Triathlons are for wimps
From marathons to cross-channel swims, endurance events are peerless character building opportunities designed to push contestants to the limit...of total monotony! For an event that'll leave you sobbing and exhausted but never bored, enter Tough Mudder.
A blood spilling, chest hair growing, balls-to-the-wall obstacle course set up across 7 miles of unrelenting off-season ski mountain, Mudder's inaugural US challenge is the brainchild of two Brit buds who designed the layout based on their own terrifying real-life experiences: hunting down terrorists in the Middle East, and...being a lawyer! The madness starts with the 'Braveheart Charge', with all 5000 entrants unleashing a battle-cry while sprinting downhill towards challenges that include a frigid hands-and-knees scramble up man-made mounds of snow, pointlessly dragging logs up a ski slope, energy-sapping treks through knee-high pits of thick mud, and "The Devil's Beard", thankfully an extended crawl under "annoyingly low" cargo nets, and not a face off with Katie Holmes.
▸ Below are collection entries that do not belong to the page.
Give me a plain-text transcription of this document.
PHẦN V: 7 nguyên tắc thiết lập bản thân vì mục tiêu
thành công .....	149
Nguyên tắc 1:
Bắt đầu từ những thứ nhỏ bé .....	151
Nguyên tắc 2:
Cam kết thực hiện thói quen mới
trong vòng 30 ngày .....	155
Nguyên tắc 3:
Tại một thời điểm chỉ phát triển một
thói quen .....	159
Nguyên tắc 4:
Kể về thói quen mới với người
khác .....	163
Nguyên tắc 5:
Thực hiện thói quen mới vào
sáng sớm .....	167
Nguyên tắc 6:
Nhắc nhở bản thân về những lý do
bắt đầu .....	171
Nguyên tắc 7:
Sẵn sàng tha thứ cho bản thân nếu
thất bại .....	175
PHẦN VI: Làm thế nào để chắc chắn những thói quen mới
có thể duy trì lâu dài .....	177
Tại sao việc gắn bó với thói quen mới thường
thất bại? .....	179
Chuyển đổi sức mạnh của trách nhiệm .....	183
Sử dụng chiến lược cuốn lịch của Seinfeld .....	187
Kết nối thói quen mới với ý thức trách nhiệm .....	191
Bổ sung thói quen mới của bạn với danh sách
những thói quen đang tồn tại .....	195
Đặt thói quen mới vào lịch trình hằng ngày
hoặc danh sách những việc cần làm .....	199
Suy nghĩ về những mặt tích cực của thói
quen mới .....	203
The kaleidoscope of self-hazing continues with "The Ball Shrinker", a rickety rope trek over a pond whose ice was removed only an hour earlier; a swim through 'Underwater Tunnels' which promise to "shrink your head to the size of a walnut"; the colon voiding 'Fire Walker' sprint across kerosene soaked straw will spout flames four feet tall; and a final "mystery" challenge, which is being kept under wraps 'til race day, but can only be assumed to be a shiatsu massage, at the hands of Jeff Gillooly.
For the survivors, there's a Dogfish Head-sponsored after party where there'll be costume prizes for Most Bad-Ass, Most Dumb-Ass, Most Ass, and Most Likely To Have Been In The Village People, named for a band of peerless characters who pushed listeners to the limit...of gleefully staying at men's-only flop houses.